Dialogando: Acabar com a indisciplina no troço Nampula-Malema  (Mouzinho de Albuquerque)

 

O TROÇO Nampula-Malema integra a estrada Nampula-Cuamba, com uma extensão de 348 quilómetros. Há muitos aspectos, sobretudo negativos, que se observam nesta via. Contudo, o mais importante é que o troço Nampula-Malema, com 234 quilómetros, encontra-se em óptimas condições de circulação, depois da conclusão das obras de asfaltagem há já alguns anos.

Talvez destacar também que é um troço que atravessa quatro distritos da província de Nampula, considerados como os mais produtivos no que diz respeito a culturas agrícolas, nomeadamente Rapale, Mecubúri, Ribáuè e Malema. Todavia, tais condições fazem com que o tráfego rodoviário promova o desenvolvimento social e económico das comunidades, não só atravessadas pela estrada, mas também das zonas do interior das províncias de Nampula e Niassa, incluindo Zambézia, enquanto via preferencial para o escoamento da sua produção agrícola. Aliás, estradas com condições daquelas estimulam o desenvolvimento.

Entretanto, o preocupante é que alguns automobilistas vêem essas condições como oportunidade de demonstrar a sua irresponsabilidade, abusando da velocidade e fazendo ultrapassagens perigosas, que um dia podem provocar acidentes fatais.

Já não parece ser tempo de pensarmos em caminhos alternativos no combate à condução irresponsável nas nossas estradas, que se sabe que para a polícia passa pela “montagem” de vários postos de controlo de trânsito ao longo das estradas. Porém, existem reguladores de trânsito que se limitam a receber “refresco”, uma prática a todos os níveis reprovada, pois, quando tal acontece, os motoristas assumem atitudes perigosas na condução alegando não temerem ser penalizados.

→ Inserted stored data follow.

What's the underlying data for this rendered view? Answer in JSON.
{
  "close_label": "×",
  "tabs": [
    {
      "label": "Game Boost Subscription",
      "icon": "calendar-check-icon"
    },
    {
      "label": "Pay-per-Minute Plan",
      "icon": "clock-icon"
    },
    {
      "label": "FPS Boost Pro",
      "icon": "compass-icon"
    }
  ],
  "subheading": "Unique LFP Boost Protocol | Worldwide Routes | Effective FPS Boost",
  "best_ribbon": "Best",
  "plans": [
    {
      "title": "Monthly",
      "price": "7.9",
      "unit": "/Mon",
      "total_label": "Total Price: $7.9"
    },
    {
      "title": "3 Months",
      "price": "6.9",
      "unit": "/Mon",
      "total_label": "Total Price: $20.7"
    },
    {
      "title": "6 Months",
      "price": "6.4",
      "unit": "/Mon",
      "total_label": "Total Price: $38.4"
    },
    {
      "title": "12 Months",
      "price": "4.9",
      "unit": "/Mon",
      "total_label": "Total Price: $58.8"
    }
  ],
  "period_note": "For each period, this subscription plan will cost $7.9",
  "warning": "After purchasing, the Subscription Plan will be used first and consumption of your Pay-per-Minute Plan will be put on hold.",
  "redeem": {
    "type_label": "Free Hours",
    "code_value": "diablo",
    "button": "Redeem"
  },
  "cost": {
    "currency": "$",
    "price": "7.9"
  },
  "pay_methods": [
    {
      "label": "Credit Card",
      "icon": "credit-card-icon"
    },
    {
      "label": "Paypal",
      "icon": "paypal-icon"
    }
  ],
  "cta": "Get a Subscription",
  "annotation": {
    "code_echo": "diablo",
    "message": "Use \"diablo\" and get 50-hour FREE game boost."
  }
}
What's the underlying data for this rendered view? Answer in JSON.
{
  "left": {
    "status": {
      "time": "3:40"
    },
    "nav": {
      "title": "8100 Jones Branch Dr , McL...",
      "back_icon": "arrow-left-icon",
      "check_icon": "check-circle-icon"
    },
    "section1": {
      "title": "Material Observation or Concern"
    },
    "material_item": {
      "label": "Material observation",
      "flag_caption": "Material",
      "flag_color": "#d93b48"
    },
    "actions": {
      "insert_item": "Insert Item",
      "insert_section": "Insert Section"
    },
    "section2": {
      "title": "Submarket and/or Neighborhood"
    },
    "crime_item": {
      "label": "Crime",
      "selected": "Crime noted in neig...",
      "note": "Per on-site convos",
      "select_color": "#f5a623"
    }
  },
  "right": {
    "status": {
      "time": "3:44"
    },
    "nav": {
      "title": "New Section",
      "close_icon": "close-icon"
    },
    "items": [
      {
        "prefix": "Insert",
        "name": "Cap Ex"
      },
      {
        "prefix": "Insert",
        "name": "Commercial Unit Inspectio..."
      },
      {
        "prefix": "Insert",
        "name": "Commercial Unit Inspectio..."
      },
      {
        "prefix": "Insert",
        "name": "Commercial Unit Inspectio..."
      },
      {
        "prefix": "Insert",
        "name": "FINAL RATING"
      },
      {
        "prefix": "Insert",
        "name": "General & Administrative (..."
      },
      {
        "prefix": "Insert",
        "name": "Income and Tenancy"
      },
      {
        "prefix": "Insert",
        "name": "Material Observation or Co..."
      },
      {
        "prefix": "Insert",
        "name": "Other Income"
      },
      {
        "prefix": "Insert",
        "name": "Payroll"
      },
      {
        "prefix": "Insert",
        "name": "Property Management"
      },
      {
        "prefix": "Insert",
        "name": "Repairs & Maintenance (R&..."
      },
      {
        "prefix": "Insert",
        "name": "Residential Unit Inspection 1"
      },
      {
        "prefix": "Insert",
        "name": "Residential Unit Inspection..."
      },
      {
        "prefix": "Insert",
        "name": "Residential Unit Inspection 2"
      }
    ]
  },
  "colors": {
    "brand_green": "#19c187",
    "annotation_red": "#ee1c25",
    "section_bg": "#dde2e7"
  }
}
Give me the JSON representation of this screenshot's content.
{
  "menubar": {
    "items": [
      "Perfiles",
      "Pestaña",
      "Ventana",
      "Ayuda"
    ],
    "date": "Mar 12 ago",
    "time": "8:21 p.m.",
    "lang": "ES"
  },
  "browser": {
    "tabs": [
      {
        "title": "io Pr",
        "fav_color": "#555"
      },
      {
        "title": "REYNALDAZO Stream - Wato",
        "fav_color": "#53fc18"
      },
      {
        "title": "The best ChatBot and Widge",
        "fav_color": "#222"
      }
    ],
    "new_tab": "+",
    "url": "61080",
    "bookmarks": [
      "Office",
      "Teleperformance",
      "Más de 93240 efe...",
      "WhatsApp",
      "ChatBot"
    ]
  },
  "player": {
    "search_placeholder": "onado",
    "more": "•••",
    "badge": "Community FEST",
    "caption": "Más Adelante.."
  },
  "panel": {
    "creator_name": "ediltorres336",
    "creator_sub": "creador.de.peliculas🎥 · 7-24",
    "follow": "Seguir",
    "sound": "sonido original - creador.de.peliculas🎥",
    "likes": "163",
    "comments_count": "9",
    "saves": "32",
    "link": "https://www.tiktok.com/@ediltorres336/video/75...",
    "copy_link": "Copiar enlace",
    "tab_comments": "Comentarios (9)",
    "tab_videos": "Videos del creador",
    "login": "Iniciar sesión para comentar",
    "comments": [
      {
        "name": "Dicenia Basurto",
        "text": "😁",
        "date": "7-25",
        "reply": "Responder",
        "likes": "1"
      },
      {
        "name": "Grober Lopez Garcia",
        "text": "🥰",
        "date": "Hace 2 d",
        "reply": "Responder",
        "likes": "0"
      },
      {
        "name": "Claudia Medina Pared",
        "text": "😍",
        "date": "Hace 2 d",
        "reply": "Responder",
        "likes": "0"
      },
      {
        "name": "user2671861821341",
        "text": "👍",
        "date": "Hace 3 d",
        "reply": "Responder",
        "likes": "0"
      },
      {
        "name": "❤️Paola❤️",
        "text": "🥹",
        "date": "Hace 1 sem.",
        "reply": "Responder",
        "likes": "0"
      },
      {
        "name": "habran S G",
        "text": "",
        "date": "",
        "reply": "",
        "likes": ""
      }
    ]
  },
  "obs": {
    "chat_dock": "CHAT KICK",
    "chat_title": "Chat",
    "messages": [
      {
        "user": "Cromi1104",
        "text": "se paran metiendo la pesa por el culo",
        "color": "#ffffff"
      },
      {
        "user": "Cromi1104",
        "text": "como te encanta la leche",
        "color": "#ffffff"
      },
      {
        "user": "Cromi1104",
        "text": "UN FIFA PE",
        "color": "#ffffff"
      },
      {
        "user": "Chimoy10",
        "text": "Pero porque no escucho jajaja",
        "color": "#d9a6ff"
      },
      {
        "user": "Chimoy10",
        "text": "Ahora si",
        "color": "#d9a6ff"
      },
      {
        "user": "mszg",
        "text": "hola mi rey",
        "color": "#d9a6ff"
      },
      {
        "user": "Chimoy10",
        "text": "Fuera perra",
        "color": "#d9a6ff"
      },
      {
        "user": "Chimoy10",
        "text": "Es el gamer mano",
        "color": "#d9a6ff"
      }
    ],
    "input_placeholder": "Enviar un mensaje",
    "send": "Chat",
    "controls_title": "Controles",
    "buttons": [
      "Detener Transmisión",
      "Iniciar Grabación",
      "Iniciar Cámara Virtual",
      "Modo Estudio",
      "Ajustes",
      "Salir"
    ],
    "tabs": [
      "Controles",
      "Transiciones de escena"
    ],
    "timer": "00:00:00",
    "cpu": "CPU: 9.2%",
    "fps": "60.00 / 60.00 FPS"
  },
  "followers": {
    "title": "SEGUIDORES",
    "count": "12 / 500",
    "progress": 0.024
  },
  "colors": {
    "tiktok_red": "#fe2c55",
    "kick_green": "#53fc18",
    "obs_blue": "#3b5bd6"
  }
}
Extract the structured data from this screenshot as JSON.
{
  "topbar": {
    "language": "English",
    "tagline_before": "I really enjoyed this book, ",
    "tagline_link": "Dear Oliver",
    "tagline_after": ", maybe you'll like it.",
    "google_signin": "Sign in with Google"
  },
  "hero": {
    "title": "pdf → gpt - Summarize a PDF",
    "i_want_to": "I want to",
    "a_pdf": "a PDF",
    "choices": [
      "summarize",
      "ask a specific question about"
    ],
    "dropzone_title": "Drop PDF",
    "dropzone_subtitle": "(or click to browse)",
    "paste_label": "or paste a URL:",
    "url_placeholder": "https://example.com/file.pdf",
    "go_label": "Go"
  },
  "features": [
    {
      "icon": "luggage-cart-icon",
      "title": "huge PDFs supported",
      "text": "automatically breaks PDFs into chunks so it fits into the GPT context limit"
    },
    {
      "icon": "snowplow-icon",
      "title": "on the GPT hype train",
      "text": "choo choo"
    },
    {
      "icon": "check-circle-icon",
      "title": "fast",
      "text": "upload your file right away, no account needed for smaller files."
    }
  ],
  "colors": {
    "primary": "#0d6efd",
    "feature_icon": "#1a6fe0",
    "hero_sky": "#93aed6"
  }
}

Nesta semana viajámos em serviço da cidade de Nampula à vila-sede distrital de Malema. Para o nosso “azar” calhámos com um “chapa” cujo motorista pareceu-nos ter-se “esquecido” de um dos princípios basilares que se aprende na escola de condução, segundo o qual circular dentro da velocidade permitida na estrada ajuda a evitar acidentes de viação, justamente pelo controlo das reacções do automobilista diante de obstáculos ou riscos. É que ele imprimiu uma velocidade ao ponto de os passageiros viajarem “com o coração na mão”, sabido que a infracção por excesso de velocidade é considerada uma das principais causas dos sinistros rodoviários em Moçambique.

No meio de gritos de socorro, assombro e espanto, os passageiros questionaram sobre o porquê daquele procedimento. O motorista respondeu de forma peremptória dizendo que o facto é que estávamos perante uma via onde os documentos legais exibidos pelos condutores não interessam aos agentes reguladores de trânsito, pois, com licença ou sem ela, eles exigem “refresco”, e sem ele (refresco) o automobilista é vítima de perseguição.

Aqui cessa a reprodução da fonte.